L'école leur plut tout de suite. Ils furent reçus par le principal, Monsieur Hennings, qui leur fit visiter les bâtiments en expliquant combien son établissement était exceptionnel : « L'école d'Oak Tree est l'une des meilleures du pays. Cours de première qualité, donnés par des professeurs recrutés aux quatre coins de la nation et programmes adaptés. » L'école encourageait la créativité : elle comptait des ateliers de peinture, de musique, de poterie et s'enorgueillissait de la parution d'un journal hebdomadaire intégralement rédigé par les élèves au sein d'un bureau de rédaction dernier cri. Puis le principal Hennings acheva de convaincre Oncle Saul et Tante Anita en entonnant les premières notes de sa symphonie miraculeuse pour parents désespérés : « Enfants heureux, motivation, orientation, responsabilisation, réputation, qualité, le corps et l'esprit, sports en tous genres, terreau pour champions d'équitation. »

J'ignore comment Hillel réussit l'exploit de se mettre à dos tous ses camarades de l'école d'Oak Tree en l'espace de quelques jours seulement. Fort de cette prouesse, il parvint ensuite à s'aliéner une bonne partie du corps enseignant en relevant des coquilles dans les livres d'exercices, en reprenant un professeur sur sa prononciation d'un mot latin, puis en posant des questions qui furent considérées comme n'étant pas de son âge.

— Tu apprendras ça en troisième, lui dit le professeur.

— Et pourquoi pas maintenant, puisque je vous pose la question ?

— Parce que c'est comme ça. C'est pas dans le programme, et le programme, c'est le programme.

— Peut-être que votre programme n'est pas adapté à votre classe.

— Peut-être que c'est toi qui n'es pas adapté à ta classe, Hillel.

Dans les couloirs de l'école, on ne pouvait que le remarquer. Il s'habillait avec une chemise à carreaux boutonnée jusqu'au cou pour cacher le maillot de basket-ball qu'il portait toujours en dessous, dans l'espoir de réaliser un jour son rêve : défaire ses boutons, apparaître en athlète invincible et marquer des paniers sous les vivats des autres élèves. Son sac à dos était lourd des livres qu'il empruntait à la bibliothèque municipale et il ne se séparait jamais de son ballon de basket-ball.

Il ne fallut pas plus d'une semaine à Oak Tree pour que sa vie quotidienne devienne un enfer. Il fut rapidement pris en grippe par la terreur de sa classe, un obèse court sur pattes prénommé Vincent, mais que ses camarades surnommaient Porc.

Il serait difficile de dire qui débuta les hostilités. Car il faut préciser d'emblée que Porc, ne serait-ce que par son sobriquet, était la cible de moqueries de la part des autres enfants.

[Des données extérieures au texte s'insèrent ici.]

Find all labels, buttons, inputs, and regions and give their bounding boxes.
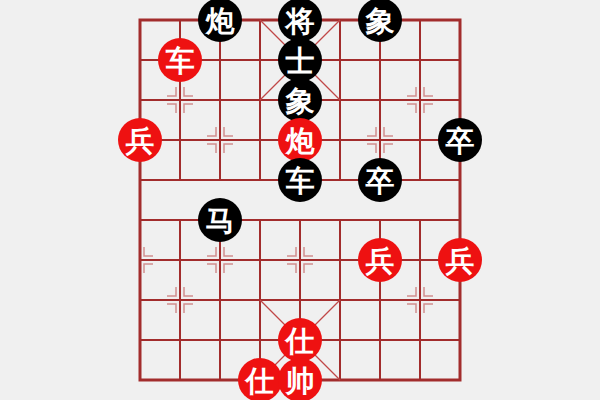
piece-glyph: 帅 bbox=[286, 367, 315, 396]
black-soldier[interactable]: 卒 bbox=[358, 158, 402, 202]
piece-glyph: 炮 bbox=[286, 127, 315, 156]
red-soldier[interactable]: 兵 bbox=[118, 118, 162, 162]
piece-glyph: 兵 bbox=[446, 247, 475, 276]
black-cannon[interactable]: 炮 bbox=[198, 0, 242, 42]
piece-glyph: 卒 bbox=[366, 167, 395, 196]
black-general[interactable]: 将 bbox=[278, 0, 322, 42]
piece-glyph: 象 bbox=[286, 87, 315, 116]
piece-glyph: 卒 bbox=[446, 127, 475, 156]
piece-glyph: 兵 bbox=[366, 247, 395, 276]
piece-glyph: 兵 bbox=[126, 127, 155, 156]
red-soldier[interactable]: 兵 bbox=[358, 238, 402, 282]
red-general[interactable]: 帅 bbox=[278, 358, 322, 400]
black-elephant[interactable]: 象 bbox=[278, 78, 322, 122]
xiangqi-board-area: 炮将象车士象兵炮卒车卒马兵兵仕仕帅 bbox=[0, 0, 600, 400]
black-horse[interactable]: 马 bbox=[198, 198, 242, 242]
piece-glyph: 马 bbox=[206, 207, 235, 236]
piece-glyph: 将 bbox=[286, 7, 315, 36]
red-soldier[interactable]: 兵 bbox=[438, 238, 482, 282]
black-soldier[interactable]: 卒 bbox=[438, 118, 482, 162]
black-elephant[interactable]: 象 bbox=[358, 0, 402, 42]
piece-layer: 炮将象车士象兵炮卒车卒马兵兵仕仕帅 bbox=[120, 0, 480, 400]
piece-glyph: 象 bbox=[366, 7, 395, 36]
piece-glyph: 仕 bbox=[286, 327, 315, 356]
piece-glyph: 车 bbox=[286, 167, 315, 196]
red-cannon[interactable]: 炮 bbox=[278, 118, 322, 162]
piece-glyph: 炮 bbox=[206, 7, 235, 36]
black-advisor[interactable]: 士 bbox=[278, 38, 322, 82]
red-chariot[interactable]: 车 bbox=[158, 38, 202, 82]
red-advisor[interactable]: 仕 bbox=[238, 358, 282, 400]
piece-glyph: 车 bbox=[166, 47, 195, 76]
piece-glyph: 士 bbox=[286, 47, 315, 76]
black-chariot[interactable]: 车 bbox=[278, 158, 322, 202]
red-advisor[interactable]: 仕 bbox=[278, 318, 322, 362]
piece-glyph: 仕 bbox=[246, 367, 275, 396]
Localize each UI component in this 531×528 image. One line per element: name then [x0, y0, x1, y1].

Dans le préau, tous lui criaient en se bouchant le nez : « Si ça pue le caca, c'est parce que Porc est là ! » Porc se jetait sur eux pour les tabasser, mais tous fuyaient comme un troupeau de zébus effrayés dont le membre le plus faible, Hillel, finissait par se faire rattraper et payait pour les autres. En général, Porc se contentait de lui tordre le bras, de peur de se faire surprendre par un enseignant, et lui disait : « A tout à l'heure, Crevette. Fais-toi beau, ça va être ta fête ! » Après les cours, Porc se précipitait sur le terrain de basket à proximité de l'école, où Hillel allait tirer des paniers, et l'y tabassait joyeusement, tandis que tous les élèves de la classe venaient assister au spectacle. Porc l'attrapait au collet, le traînait par terre et le giflait, encouragé par des salves d'applaudissements.

À force de toujours attraper Hillel, Porc se mit à le martyriser systématiquement. Dès son arrivée à l'école, il le harponnait et ne le lâchait plus. Et les autres élèves le considérèrent alors comme un paria. Après seulement trois semaines, Hillel supplia sa mère de ne plus l'envoyer à Oak Tree, mais Tante Anita lui demanda de faire un effort. « Hillel, mon chéri, on ne peut pas te changer sans cesse d'école. Si cela continue ainsi et si tu es incapable de t'adapter à un milieu scolaire, il faudra t'envoyer dans une école spécialisée… » Elle le disait avec beaucoup de tendresse et une pointe de fatalisme. Hillel, qui ne voulait ni faire de peine à sa mère ni surtout finir dans une école spécialisée, dut se résoudre aux raclées quotidiennes d'après les cours.